My Jungbub Journal – Fifty Fourth Day of Dong-ahn-guh (winter meditation retreat)
Still sick – reflection
This sickness came from tiredness. Overworking.
It’s my pattern. When I focus, I just keep going without noticing my condition. Then, I found out I came too far.
Maybe this sickness is a transition to become more resilient to the tiredness. My body might be transforming to accommodate more tiring energy and process it.
My goal in this year is much bigger than last year. I need to handle more stress and hard work.
while I stay in bed, still the memories came to my mind. They’re just passing by.
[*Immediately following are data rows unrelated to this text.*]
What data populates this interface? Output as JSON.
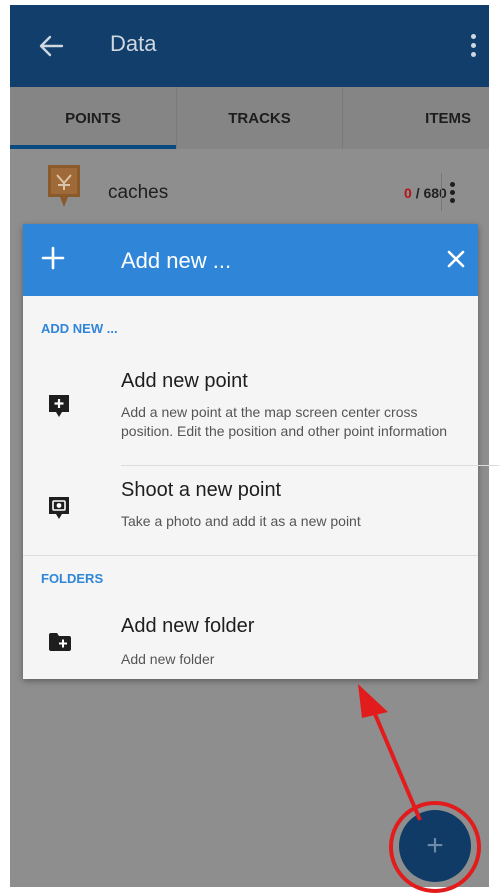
{
  "appbar": {
    "title": "Data"
  },
  "tabs": [
    {
      "label": "POINTS",
      "active": true
    },
    {
      "label": "TRACKS",
      "active": false
    },
    {
      "label": "ITEMS",
      "active": false
    }
  ],
  "list": {
    "items": [
      {
        "name": "caches",
        "count_visible": "0",
        "count_total": "/ 680"
      }
    ]
  },
  "dialog": {
    "title": "Add new ...",
    "sections": [
      {
        "label": "ADD NEW ...",
        "items": [
          {
            "title": "Add new point",
            "description": "Add a new point at the map screen center cross position. Edit the position and other point information",
            "icon": "add-point-icon"
          },
          {
            "title": "Shoot a new point",
            "description": "Take a photo and add it as a new point",
            "icon": "camera-point-icon"
          }
        ]
      },
      {
        "label": "FOLDERS",
        "items": [
          {
            "title": "Add new folder",
            "description": "Add new folder",
            "icon": "add-folder-icon"
          }
        ]
      }
    ]
  },
  "fab": {
    "label": "+"
  },
  "colors": {
    "appbar": "#113e6b",
    "dialog_header": "#2f86d9",
    "section_label": "#2f86d9",
    "annotation_red": "#e21c1c",
    "count_red": "#b41414"
  }
}
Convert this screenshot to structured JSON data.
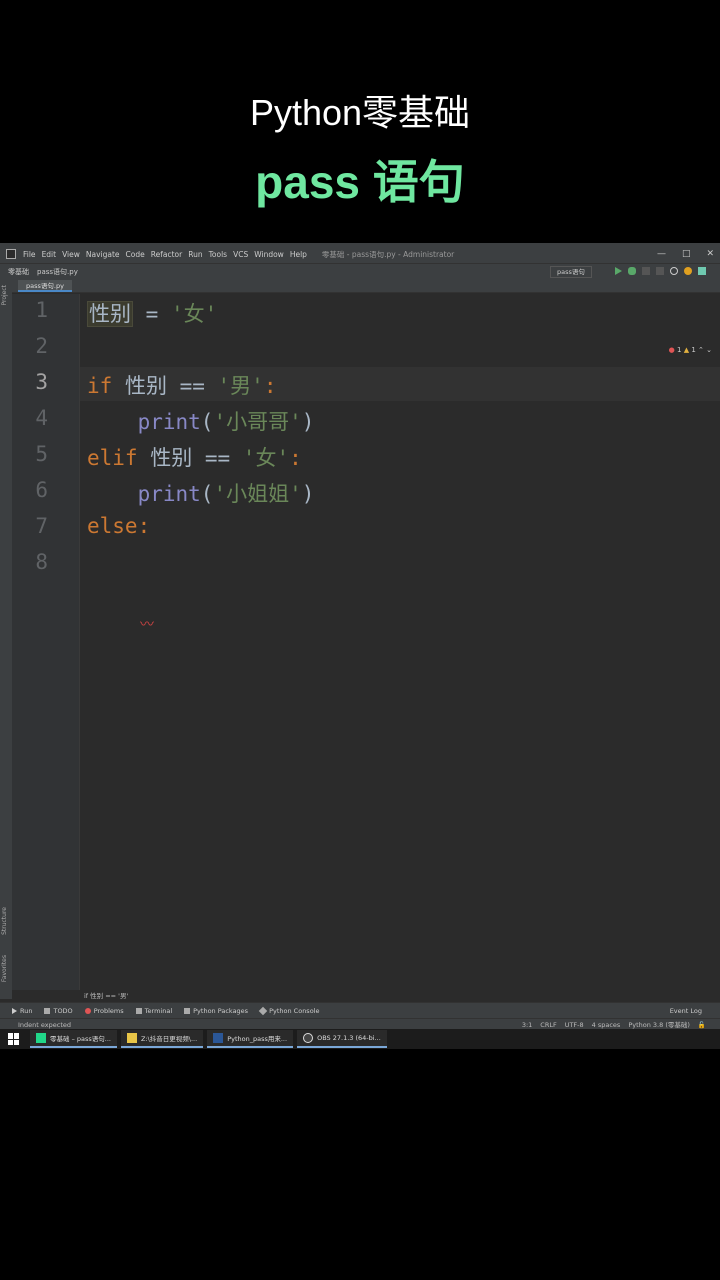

One of the memories was about when I was running Bethesda Yoga center in Maryland in 2006 & 2007. In the end, I had faced my limitation. Completely locked up at the corner and couldn’t find the solution to improve the situation.
It’s like playing chess. In every move, the king has to run out of the enemy’s attack. Eventually, it ended up alone at the corner and got “checkmate”.
I tried to replay the chess again. How could I’ve done better? Still, I can’t figure it out and play a better game when considering my energy and ability at the time.
The conclusion is that I was not competent enough to play chess with the strong opponent. Probably the universe must have given me chances to train myself and improve my competences before the match, but I didn’t do my homework. Then, when I faced the test, I just collapsed.
Is it now another chance to improve my competence? The competence in solving life’s problem and pursuing life’s purpose? Is the universe giving me one more chance?
I hope so and am taking this opportunity with honor.